Anyhow, as a result of what began as a mappable affront to wetland areas, tidal marshes in particular, has now turned into a draft electrical transmission and sub-transmission (not single-house distribution) network feature class.  Turns out that the NAIP 2010 imagery, together with 10cm imagery from 2004 in the urban areas and various 30cm sources in other areas and years has been quite enough to dial in  public utility assets, frequently constructed in public rights-of-way, extracted using basic geospatial intellgence techniques applied to publicly available imagery resources.  The catalyst has been the evolved Google Maps MapsGL viewer engine.

I’ve only started to use MapsGL intensively in the past 10 days or so, but it is astoundingly well integrated.  Right now, I have the sense that there is nothing else quite like it out there for public use.  The interface experience was very different at once, and the viewer actually suggested that I try it when I was very actively moving between 2D map view and Street View, using the mouse wheel.  When I switched over to the new viewer, I was very pleasantly shocked.  The 2D “satellite” view, the “45-degree” views, and Street View were all smoothly mediated by a 3D model textured with imagery from the 45-degree views—using features from the Google Earth plugin.
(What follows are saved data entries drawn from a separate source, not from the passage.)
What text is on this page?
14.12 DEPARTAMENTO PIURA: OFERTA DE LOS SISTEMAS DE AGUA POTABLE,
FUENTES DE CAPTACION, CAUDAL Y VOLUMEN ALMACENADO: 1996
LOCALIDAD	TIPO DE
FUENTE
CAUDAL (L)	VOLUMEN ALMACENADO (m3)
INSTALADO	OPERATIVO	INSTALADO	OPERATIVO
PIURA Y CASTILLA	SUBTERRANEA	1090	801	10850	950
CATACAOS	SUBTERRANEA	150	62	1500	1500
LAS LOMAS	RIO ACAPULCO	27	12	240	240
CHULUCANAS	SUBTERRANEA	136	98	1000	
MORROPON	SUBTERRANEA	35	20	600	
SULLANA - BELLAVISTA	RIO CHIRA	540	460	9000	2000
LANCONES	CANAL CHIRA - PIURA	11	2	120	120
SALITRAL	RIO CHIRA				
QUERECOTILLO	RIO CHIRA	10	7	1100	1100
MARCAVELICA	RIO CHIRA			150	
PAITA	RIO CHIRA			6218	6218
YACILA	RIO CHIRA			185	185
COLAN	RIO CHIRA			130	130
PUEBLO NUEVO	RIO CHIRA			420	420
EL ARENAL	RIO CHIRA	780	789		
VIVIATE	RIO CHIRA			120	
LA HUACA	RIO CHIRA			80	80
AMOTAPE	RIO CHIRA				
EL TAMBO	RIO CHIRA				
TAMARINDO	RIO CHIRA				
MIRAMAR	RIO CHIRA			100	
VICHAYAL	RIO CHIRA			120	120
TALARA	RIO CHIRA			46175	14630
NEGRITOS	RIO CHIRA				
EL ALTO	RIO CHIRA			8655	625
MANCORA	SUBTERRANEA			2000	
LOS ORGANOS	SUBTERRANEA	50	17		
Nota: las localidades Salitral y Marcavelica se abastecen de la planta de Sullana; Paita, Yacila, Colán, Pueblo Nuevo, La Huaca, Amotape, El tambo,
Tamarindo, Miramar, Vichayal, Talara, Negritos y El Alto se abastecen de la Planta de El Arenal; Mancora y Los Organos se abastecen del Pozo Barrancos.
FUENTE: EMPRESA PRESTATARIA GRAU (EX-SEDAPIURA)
It was shocking, and something that got me to jump out of my chair to share with a colleague, when I realized that the Earth view was being used to generate a transition between different rotations of the 45-degree view.  Sound obscure?  Consider an oblique 45-degree view looking default north, where you want to look toward the west instead.  Click the compass ring and it will turn, as expected.  What’s not expected (at first) is that the oblique view transition, rather than blanking out and plopping the next view onto the screen, instead puffs out to become a textured 3D sculpty model.  Yes, that means that the buildings, terrain, and trees are shown as they might be when very far zoomed in on Google Earth, and then that view rotates just like it would in a well-handled Second Life viewer, until it settles into the new oblique direction, after which the 3D effect fades and the oblique is presented.

But in one’s mind, crucially, the 3D impression remains and informs the interpretability of the the oblique.  The tree that covers the back part of the house now has been ascribed a 3D volume in the user/analyst’s mind, and suddenly makes more sense than the flat 45-degree view would on its own.
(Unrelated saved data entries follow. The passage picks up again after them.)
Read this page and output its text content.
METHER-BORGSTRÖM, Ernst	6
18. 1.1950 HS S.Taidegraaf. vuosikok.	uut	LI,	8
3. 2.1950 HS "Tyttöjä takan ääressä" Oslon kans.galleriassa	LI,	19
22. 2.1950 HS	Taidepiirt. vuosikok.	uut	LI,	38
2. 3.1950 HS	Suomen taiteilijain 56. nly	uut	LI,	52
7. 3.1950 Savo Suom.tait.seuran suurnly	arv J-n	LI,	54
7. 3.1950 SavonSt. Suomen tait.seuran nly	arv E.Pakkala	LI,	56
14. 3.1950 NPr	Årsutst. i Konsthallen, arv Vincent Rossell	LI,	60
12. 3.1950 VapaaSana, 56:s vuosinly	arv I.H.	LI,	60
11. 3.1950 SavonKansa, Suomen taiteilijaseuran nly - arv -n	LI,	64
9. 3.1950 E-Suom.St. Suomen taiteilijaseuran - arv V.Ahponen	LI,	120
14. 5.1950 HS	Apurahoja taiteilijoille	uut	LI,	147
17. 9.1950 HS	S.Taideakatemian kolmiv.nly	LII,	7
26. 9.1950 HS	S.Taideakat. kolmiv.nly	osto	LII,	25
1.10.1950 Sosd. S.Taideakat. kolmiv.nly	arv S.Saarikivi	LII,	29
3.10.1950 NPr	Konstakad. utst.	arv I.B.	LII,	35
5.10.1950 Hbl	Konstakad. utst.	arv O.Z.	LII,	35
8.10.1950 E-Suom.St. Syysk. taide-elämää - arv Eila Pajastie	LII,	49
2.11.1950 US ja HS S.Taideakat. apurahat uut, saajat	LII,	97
Even without the obliques as an intermediary, popping from 2D map view to Street View is mediated by the virtual reality of textured 3D sculpty objects, and this helps make the Street View perspective far more readable in an instant after arrival.
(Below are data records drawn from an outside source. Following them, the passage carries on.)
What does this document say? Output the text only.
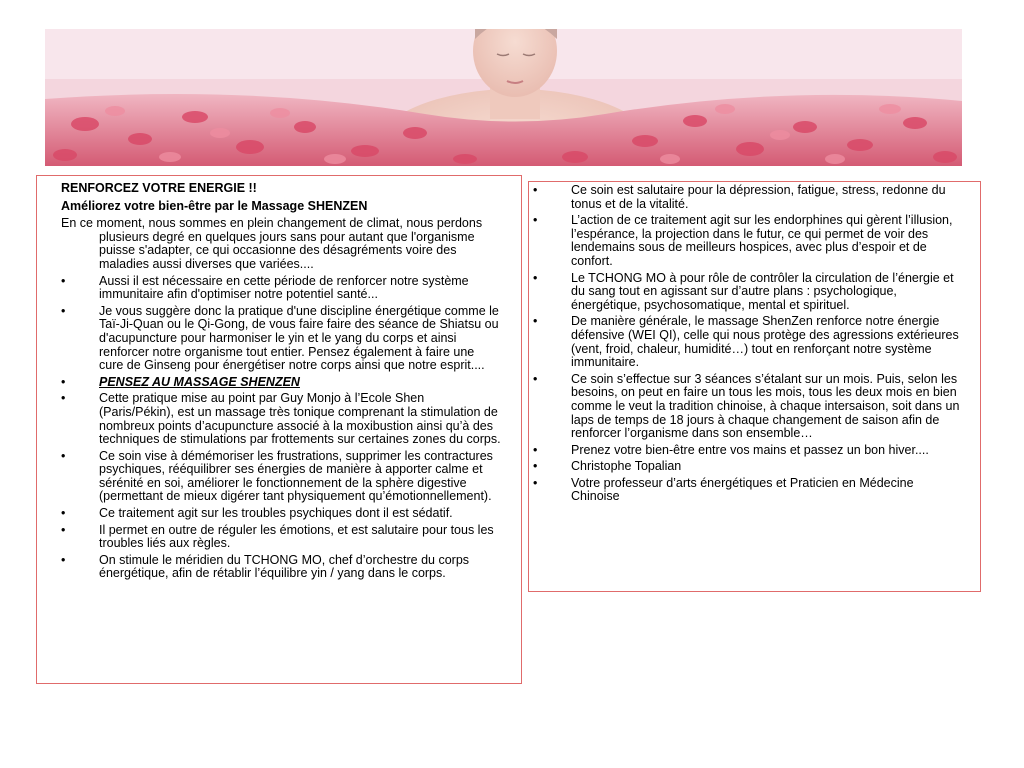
RENFORCEZ VOTRE ENERGIE !!
Améliorez votre bien-être par le Massage SHENZEN
En ce moment, nous sommes en plein changement de climat, nous perdons plusieurs degré en quelques jours sans pour autant que l'organisme puisse s'adapter, ce qui occasionne des désagréments voire des maladies aussi diverses que variées....
•	Aussi il est nécessaire en cette période de renforcer notre système immunitaire afin d'optimiser notre potentiel santé...
•	Je vous suggère donc la pratique d'une discipline énergétique comme le Taï-Ji-Quan ou le Qi-Gong, de vous faire faire des séance de Shiatsu ou d'acupuncture pour harmoniser le yin et le yang du corps et ainsi renforcer notre organisme tout entier. Pensez également à faire une cure de Ginseng pour énergétiser notre corps ainsi que notre esprit....
•	PENSEZ AU MASSAGE SHENZEN
•	Cette pratique mise au point par Guy Monjo à l’Ecole Shen (Paris/Pékin), est un massage très tonique comprenant la stimulation de nombreux points d’acupuncture associé à la moxibustion ainsi qu’à des techniques de stimulations par frottements sur certaines zones du corps.
•	Ce soin vise à démémoriser les frustrations, supprimer les contractures psychiques, rééquilibrer ses énergies de manière à apporter calme et sérénité en soi, améliorer le fonctionnement de la sphère digestive (permettant de mieux digérer tant physiquement qu’émotionnellement).
•	Ce traitement agit sur les troubles psychiques dont il est sédatif.
•	Il permet en outre de réguler les émotions, et est salutaire pour tous les troubles liés aux règles.
•	On stimule le méridien du TCHONG MO, chef d’orchestre du corps énergétique, afin de rétablir l’équilibre yin / yang dans le corps.
•	Ce soin est salutaire pour la dépression, fatigue, stress, redonne du tonus et de la vitalité.
•	L’action de ce traitement agit sur les endorphines qui gèrent l’illusion, l’espérance, la projection dans le futur, ce qui permet de voir des lendemains sous de meilleurs hospices, avec plus d’espoir et de confort.
•	Le TCHONG MO à pour rôle de contrôler la circulation de l’énergie et du sang tout en agissant sur d’autre plans : psychologique, énergétique, psychosomatique, mental et spirituel.
•	De manière générale, le massage ShenZen renforce notre énergie défensive (WEI QI), celle qui nous protège des agressions extérieures (vent, froid, chaleur, humidité…) tout en renforçant notre système immunitaire.
•	Ce soin s’effectue sur 3 séances s’étalant sur un mois. Puis, selon les besoins, on peut en faire un tous les mois, tous les deux mois en bien comme le veut la tradition chinoise, à chaque intersaison, soit dans un laps de temps de 18 jours à chaque changement de saison afin de renforcer l’organisme dans son ensemble…
•	Prenez votre bien-être entre vos mains et passez un bon hiver....
•	Christophe Topalian
•	Votre professeur d’arts énergétiques et Praticien en Médecine Chinoise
From my perspective, the MapsGL interface engine is a major evolution of 3D GIS–because it uses a simulated 3D textured surface space to mediate among 2D vertical orthoimagery, 2D oblique imagery, and panoramic ground-level imagery.  That it’s public and cost-free makes it compelling to use for meaningful applications.  In the past few days, I’ve been able to follow sub-transmission pole sequences through fairly rugged forested suburban settings, because my GIS-based moderately detailed imagery allows me to digitize whatever I can see or estimate, while on a full adjacent screen, MapsGL provides sharper orthoimagery, frequent oblique views in urban and adjacent areas, and Street View to tenaciously follow lines as they pass under tree canopy along roadways.